The UK Offshore Operators’ Association has released a report saying that oil and gas production from North Sea wells will be around 10 percent lower in the next few years than had been estimated earlier. Costs are expected to go up as production output declines.
While experts estimate that there is still the equivalent of 16 billion to 25 billion barrels of oil and gas left in North Sea oil fields, and despite the fact that 2006 was said to be the best year for new finds there in the past five years, old wells are beginning to run dry and new wells are smaller than the older wells. Recent finds have only been averaging around 10 million barrels equivalent.
Production from the North Sea fields was down 9 percent in 2006 to 2.9 million barrels equivalent per day, well below the 4.5 million barrels equivalent per day peak in 1999. By 2010 production is expected to be down to 2.6 million barrels equivalent per day.

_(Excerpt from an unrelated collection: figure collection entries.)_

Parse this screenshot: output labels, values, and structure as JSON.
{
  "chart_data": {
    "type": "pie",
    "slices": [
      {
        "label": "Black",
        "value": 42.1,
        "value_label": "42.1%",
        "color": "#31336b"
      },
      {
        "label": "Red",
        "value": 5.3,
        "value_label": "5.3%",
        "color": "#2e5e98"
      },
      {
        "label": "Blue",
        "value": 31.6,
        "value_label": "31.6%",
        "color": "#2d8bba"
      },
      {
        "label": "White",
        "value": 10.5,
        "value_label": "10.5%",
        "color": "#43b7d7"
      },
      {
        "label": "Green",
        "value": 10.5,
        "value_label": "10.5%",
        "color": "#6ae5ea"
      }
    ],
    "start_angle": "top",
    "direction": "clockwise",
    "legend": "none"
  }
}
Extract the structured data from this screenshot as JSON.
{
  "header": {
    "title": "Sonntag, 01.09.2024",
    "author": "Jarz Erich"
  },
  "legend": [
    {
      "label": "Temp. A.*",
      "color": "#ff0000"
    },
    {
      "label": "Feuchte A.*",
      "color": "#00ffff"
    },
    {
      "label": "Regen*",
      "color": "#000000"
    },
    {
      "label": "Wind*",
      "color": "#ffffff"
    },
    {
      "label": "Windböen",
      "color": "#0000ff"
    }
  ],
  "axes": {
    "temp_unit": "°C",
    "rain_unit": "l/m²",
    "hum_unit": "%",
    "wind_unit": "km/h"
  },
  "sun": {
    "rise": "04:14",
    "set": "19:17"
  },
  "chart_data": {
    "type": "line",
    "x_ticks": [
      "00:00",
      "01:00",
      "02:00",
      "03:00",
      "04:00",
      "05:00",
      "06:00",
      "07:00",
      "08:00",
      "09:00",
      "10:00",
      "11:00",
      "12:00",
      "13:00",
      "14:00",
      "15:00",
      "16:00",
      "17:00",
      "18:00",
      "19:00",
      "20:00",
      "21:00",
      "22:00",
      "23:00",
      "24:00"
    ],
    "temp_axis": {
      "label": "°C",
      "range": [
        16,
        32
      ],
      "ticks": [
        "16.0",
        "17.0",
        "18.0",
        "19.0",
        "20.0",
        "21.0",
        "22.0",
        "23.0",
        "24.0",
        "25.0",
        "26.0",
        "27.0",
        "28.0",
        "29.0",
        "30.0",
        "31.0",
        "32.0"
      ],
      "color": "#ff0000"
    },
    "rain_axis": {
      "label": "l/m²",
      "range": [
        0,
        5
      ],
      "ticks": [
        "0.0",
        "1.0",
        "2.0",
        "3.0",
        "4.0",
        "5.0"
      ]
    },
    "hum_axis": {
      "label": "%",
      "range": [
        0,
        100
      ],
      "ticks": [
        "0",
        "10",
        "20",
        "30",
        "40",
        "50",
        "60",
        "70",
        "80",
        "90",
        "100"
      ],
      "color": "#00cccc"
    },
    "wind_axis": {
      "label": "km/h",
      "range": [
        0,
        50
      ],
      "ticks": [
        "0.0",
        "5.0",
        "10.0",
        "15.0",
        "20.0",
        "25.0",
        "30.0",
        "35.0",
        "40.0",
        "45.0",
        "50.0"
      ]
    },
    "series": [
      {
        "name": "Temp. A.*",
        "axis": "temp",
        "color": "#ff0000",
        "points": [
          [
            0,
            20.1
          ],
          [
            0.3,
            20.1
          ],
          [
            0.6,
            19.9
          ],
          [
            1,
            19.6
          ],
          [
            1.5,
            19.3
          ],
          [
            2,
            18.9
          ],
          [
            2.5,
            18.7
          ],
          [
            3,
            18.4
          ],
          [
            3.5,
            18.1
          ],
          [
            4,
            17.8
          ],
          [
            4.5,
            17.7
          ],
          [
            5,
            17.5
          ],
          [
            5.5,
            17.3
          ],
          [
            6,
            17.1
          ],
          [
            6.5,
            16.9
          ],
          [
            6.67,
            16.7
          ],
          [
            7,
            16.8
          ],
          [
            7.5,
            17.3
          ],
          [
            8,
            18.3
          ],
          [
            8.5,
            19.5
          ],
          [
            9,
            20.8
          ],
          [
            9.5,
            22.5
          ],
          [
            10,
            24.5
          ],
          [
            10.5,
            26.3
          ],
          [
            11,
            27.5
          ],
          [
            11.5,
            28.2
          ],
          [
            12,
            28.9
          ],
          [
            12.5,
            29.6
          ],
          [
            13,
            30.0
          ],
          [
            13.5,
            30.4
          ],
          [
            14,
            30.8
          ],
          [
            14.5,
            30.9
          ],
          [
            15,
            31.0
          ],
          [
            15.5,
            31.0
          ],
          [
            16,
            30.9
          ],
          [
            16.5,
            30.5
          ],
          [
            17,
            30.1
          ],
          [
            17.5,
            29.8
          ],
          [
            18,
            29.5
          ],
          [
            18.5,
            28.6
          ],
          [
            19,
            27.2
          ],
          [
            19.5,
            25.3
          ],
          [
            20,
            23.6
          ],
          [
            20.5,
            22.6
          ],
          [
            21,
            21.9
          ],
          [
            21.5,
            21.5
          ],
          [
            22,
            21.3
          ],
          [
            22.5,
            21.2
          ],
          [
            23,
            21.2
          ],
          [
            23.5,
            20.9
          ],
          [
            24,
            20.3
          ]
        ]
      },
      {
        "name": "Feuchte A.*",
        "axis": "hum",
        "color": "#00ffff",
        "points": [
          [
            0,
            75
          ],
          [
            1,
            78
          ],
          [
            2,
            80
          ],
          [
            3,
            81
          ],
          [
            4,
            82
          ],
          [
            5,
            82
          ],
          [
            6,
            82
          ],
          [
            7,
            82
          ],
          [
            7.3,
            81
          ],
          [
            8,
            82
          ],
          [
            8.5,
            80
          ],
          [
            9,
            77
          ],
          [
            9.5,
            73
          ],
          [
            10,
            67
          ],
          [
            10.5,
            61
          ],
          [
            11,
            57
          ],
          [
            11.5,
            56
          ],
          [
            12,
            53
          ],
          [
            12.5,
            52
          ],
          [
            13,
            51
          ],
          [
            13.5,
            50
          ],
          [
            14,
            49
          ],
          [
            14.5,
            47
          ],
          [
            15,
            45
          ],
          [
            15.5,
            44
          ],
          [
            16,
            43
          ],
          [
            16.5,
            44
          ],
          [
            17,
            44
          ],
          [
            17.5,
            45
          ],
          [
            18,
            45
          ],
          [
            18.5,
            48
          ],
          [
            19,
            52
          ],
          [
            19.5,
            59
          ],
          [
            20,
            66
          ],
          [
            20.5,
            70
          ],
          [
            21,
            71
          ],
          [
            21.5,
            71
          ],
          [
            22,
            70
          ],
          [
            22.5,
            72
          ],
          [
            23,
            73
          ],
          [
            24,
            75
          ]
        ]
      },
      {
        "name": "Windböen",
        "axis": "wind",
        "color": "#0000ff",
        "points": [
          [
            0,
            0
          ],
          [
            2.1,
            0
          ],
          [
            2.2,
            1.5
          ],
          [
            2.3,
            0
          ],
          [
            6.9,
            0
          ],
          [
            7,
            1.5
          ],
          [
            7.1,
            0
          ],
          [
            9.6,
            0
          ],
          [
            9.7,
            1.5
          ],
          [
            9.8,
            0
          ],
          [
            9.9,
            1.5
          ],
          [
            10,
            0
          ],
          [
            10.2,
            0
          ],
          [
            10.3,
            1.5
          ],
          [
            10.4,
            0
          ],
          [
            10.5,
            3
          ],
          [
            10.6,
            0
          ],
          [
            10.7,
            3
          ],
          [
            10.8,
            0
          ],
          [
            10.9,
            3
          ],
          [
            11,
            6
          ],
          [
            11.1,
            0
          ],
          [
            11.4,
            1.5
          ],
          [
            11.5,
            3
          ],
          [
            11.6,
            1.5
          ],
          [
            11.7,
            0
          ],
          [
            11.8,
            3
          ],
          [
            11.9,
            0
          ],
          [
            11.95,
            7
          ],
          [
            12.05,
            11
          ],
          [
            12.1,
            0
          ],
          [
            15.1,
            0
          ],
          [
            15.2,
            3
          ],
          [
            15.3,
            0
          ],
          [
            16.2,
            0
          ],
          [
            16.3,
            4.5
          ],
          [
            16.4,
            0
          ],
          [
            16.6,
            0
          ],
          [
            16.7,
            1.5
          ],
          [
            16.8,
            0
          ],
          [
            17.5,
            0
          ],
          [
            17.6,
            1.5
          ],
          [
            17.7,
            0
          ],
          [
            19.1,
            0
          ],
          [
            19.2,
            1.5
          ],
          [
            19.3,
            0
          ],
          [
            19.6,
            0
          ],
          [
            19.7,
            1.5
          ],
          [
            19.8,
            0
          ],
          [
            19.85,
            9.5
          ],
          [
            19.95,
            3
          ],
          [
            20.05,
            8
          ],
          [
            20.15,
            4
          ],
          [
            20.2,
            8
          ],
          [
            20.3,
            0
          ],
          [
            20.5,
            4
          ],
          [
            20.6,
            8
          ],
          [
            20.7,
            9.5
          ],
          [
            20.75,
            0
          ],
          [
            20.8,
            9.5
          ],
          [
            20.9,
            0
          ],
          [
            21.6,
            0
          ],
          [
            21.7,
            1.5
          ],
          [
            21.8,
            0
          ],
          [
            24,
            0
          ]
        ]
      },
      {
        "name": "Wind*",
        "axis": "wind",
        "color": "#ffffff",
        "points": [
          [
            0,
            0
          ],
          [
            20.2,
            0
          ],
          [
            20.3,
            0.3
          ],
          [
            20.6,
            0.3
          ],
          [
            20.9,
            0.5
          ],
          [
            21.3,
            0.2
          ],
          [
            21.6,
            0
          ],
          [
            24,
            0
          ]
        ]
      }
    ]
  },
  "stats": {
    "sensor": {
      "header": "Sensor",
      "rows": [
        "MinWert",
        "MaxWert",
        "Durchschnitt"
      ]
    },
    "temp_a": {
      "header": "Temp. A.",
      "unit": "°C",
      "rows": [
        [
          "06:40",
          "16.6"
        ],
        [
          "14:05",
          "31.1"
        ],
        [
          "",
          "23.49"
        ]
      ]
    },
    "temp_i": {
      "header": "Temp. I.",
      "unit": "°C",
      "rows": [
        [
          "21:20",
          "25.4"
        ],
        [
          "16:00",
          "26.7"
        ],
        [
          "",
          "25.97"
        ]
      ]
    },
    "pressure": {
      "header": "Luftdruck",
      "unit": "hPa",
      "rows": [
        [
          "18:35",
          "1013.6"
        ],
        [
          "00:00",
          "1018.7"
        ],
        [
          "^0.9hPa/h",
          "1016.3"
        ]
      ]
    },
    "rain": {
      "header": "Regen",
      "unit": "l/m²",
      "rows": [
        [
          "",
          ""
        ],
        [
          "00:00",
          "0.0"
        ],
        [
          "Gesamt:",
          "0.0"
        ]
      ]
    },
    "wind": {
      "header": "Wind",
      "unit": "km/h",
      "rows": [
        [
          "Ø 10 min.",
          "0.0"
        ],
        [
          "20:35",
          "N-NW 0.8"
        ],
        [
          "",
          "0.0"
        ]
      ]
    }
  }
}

Meanwhile, capital investment was at £5.6 billion last year, the highest since 1998, but was due more to higher costs than more activity as the average cost of developing and operating a project was up by 45 percent to $22 per barrel equivalent extracted. Development and operating costs are expected to rise again in the next few years, to $25 per barrel equivalent extracted. One worry is that if prices for gas and oil continue a recent downward trend that requires oil companies to cut investments, the first place cuts will be made is where development costs are highest.